現病歴:10年前に糖尿病を診断され,通院を開始したが,自己中断.3年前より通院治療を再開し,経口糖尿病薬が開始された.今回の症状出現前まではグリベンクラミド2.5mg/日で治療されていたが,薬の飲み忘れも多かった.200X年9月11日より全身倦怠感を認めた.9月12日には悪寒,嘔吐,腰痛および38℃台の発熱が出現.9月13日にはさらに症状増悪したため,自分で救急車を呼び搬送された.
現症:身長164cm,体重48kg,BMI 17.8kg/m2,意識清明,体温38.4℃,血圧130/70mmHg,脈拍86回/分,呼吸数20回/分,結膜に貧血,黄疸なし.舌乾燥,項部硬直を認めず.表在リンパ節を触知せず.胸腹部異常なし,下肢に浮腫なし,膝蓋腱反射は正常,左肋骨脊柱角叩打痛を認めた.
検査成績:随時血糖348mg/dL,HbA1c 9.9%,WBC 11,600/μL(stab. 5.0%,seg. 92%),RBC 369×104/μL,Hb 10.2g/dL,Plt 16.3×104/μL.AST 8IU/L,ALT 7IU/L,ALP 255IU/L,TP 6.6g/dL,BUN 25.1mg/dL,Cr 1.03mg/dL,CRP 27.0mg/dL.尿蛋白4+,尿糖4+,尿ケトン体+,尿潜血3+,尿沈渣;赤血球5~10個/HPF,白血球多数.胸部X線写真;異常なし.
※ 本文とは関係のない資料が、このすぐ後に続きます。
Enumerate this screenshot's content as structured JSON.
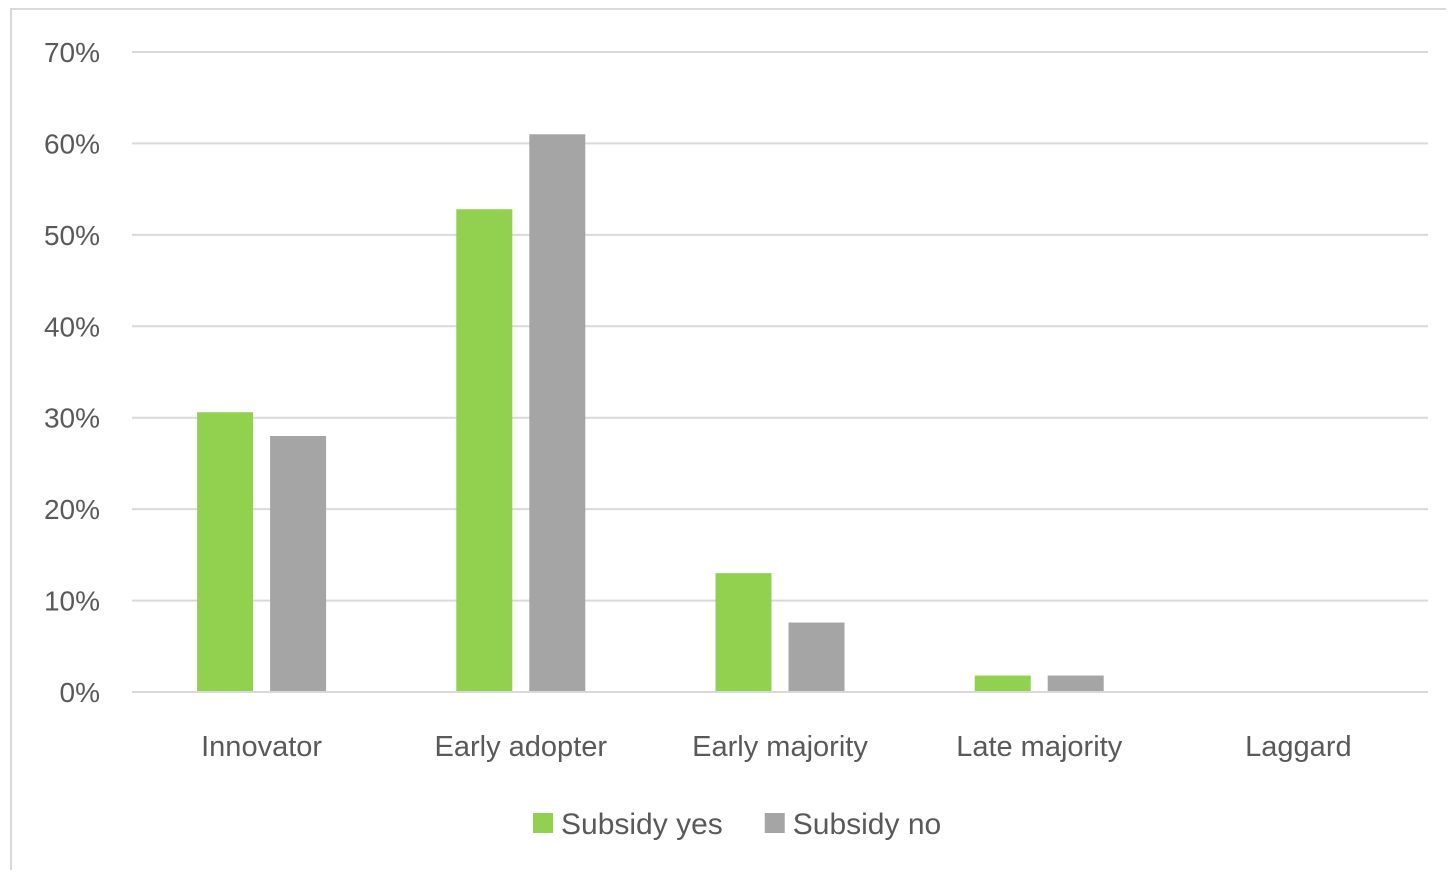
{
  "chart_data": {
    "type": "bar",
    "categories": [
      "Innovator",
      "Early adopter",
      "Early majority",
      "Late majority",
      "Laggard"
    ],
    "series": [
      {
        "name": "Subsidy yes",
        "color": "#92d050",
        "values": [
          30.6,
          52.8,
          13.0,
          1.8,
          0
        ]
      },
      {
        "name": "Subsidy no",
        "color": "#a5a5a5",
        "values": [
          28.0,
          61.0,
          7.6,
          1.8,
          0
        ]
      }
    ],
    "ylim": [
      0,
      70
    ],
    "yticks": [
      0,
      10,
      20,
      30,
      40,
      50,
      60,
      70
    ],
    "ytick_labels": [
      "0%",
      "10%",
      "20%",
      "30%",
      "40%",
      "50%",
      "60%",
      "70%"
    ],
    "grid": true,
    "gridline_color": "#d9d9d9",
    "legend_position": "bottom",
    "title": "",
    "xlabel": "",
    "ylabel": ""
  }
}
経過:膿尿および肋骨脊柱角叩打痛(Tips 1)から腎盂腎炎を疑い,腹部超音波検査および腹部単純CTを施行したところ,左腎内部にガス像を認め,左気腫性腎盂腎炎(Tips 2)と診断した(図1).入院当日に施行した尿のグラム染色でグラム陰性桿菌を認めた.後日,尿培養から大腸菌が確認された(Tips 3).インスリン4回注射で血糖コントロールしつつ,補液およびセフメタゾール2g/日を投与した.第4病日に解熱,血糖値も150~200mg/dLにコントロールされた.第6病日にはWBC 8,800/μL,CRP 5.1mg/dLとなり,第9病日に抗生物質をレボフロキサシン内服に変更した.第11病日に施行した腹部CTでは左腎のガス像は消失していた(図2).インスリン治療を導入し,第13病日に軽快退院した.